Choć na stadionie w Mielcu nie było tłumów, emocji nie brakowało. Polskie piłkarki rozgromiły Ukrainki 4:0 w ostatnim meczu przed wylotem na mistrzostwa Europy. Na trybunach zasiadła m.in. Małgorzata Rozenek z Radosławem Majdanem, co wzbudziło niemałe zainteresowanie wśród kibiców. Para chętnie pozowała do zdjęć i rozmawiała z fanami, wprowadzając jeszcze więcej blasku do tej sportowej atmosfery.
Nie zabrakło też dzieci i młodzieży, które – choć stadion nie był pełny – stworzyły prawdziwie serdeczny klimat. W oczy rzucały się transparenty z hasłami do Ewy Pajor: „Zrób sobie ze mną zdjęcie!”, „Chcemy autograf od królowej Barcelony!” czy „Ewa, jesteś naszą inspiracją!”. Sama Pajor tym razem nie pojawiła się na boisku, ale jej obecność na ławce wystarczyła, by wywołać poruszenie.
Na murawie natomiast swoje zrobiły inne zawodniczki. Klaudia Jedlińska już w 18. minucie zdobyła swojego pierwszego gola w seniorskiej kadrze, wykorzystując kapitalne podanie Eweliny Kamczyk – która właśnie tego dnia świętowała setny występ w barwach narodowych. Po przerwie gole dołożyły Paulina Tomasiak, Kayla Adamek i Milena Kokosz.
Szczególnie emocjonująca była końcówka – dwie bramki w doliczonym czasie gry sprawiły, że spotkanie zakończyło się w euforii. Polki dominowały przez cały mecz, nie pozwalając Ukrainkom na stworzenie poważnego zagrożenia.
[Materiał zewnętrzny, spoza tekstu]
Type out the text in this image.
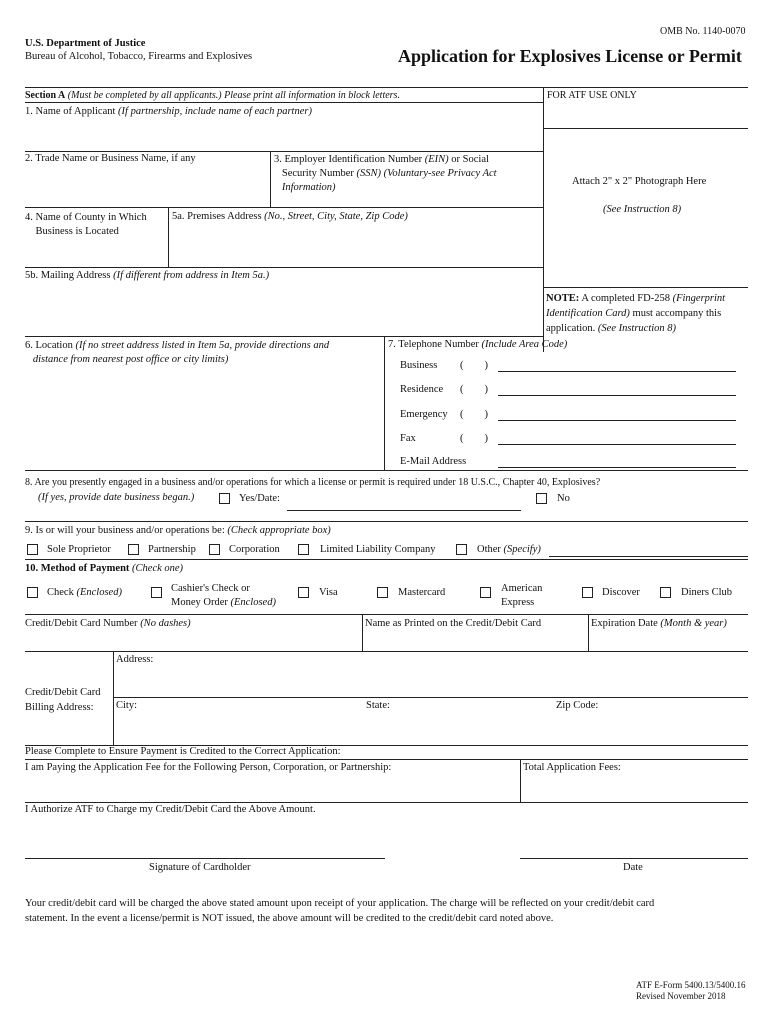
OMB No. 1140-0070
U.S. Department of Justice
Bureau of Alcohol, Tobacco, Firearms and Explosives	Application for Explosives License or Permit
Section A (Must be completed by all applicants.) Please print all information in block letters.	FOR ATF USE ONLY
1. Name of Applicant (If partnership, include name of each partner)
2. Trade Name or Business Name, if any	3. Employer Identification Number (EIN) or Social
Security Number (SSN) (Voluntary-see Privacy Act
Information)
Attach 2" x 2" Photograph Here
(See Instruction 8)
4. Name of County in Which
Business is Located
5a. Premises Address (No., Street, City, State, Zip Code)
5b. Mailing Address (If different from address in Item 5a.)
NOTE: A completed FD-258 (Fingerprint
Identification Card) must accompany this
application. (See Instruction 8)
6. Location (If no street address listed in Item 5a, provide directions and
distance from nearest post office or city limits)
7. Telephone Number (Include Area Code)
Business (        )
Residence (        )
Emergency (        )
Fax	(        )
E-Mail Address
8. Are you presently engaged in a business and/or operations for which a license or permit is required under 18 U.S.C., Chapter 40, Explosives?
(If yes, provide date business began.)	Yes/Date:	No
9. Is or will your business and/or operations be: (Check appropriate box)
Sole Proprietor	Partnership	Corporation	Limited Liability Company	Other (Specify)
10. Method of Payment (Check one)
Check (Enclosed)	Cashier's Check or
Money Order (Enclosed)
Visa	Mastercard	American
Express
Discover	Diners Club
Credit/Debit Card Number (No dashes)	Name as Printed on the Credit/Debit Card	Expiration Date (Month & year)
Address:
Credit/Debit Card
Billing Address:	City:	State:	Zip Code:
Please Complete to Ensure Payment is Credited to the Correct Application:
I am Paying the Application Fee for the Following Person, Corporation, or Partnership:	Total Application Fees:
I Authorize ATF to Charge my Credit/Debit Card the Above Amount.
Signature of Cardholder	Date
Your credit/debit card will be charged the above stated amount upon receipt of your application. The charge will be reflected on your credit/debit card
statement. In the event a license/permit is NOT issued, the above amount will be credited to the credit/debit card noted above.
ATF E-Form 5400.13/5400.16
Revised November 2018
Na stadionie było kameralnie, ale szczerze. Transparenty, doping dzieciaków, rodzinny klimat – i obecność znanych gości – sprawiły, że mecz w Mielcu miał wyjątkowy charakter. To był idealny, spokojny finisz przed historycznym występem na Euro 2025. Teraz czas na Szwajcarię – a pierwszy mecz już 4 lipca.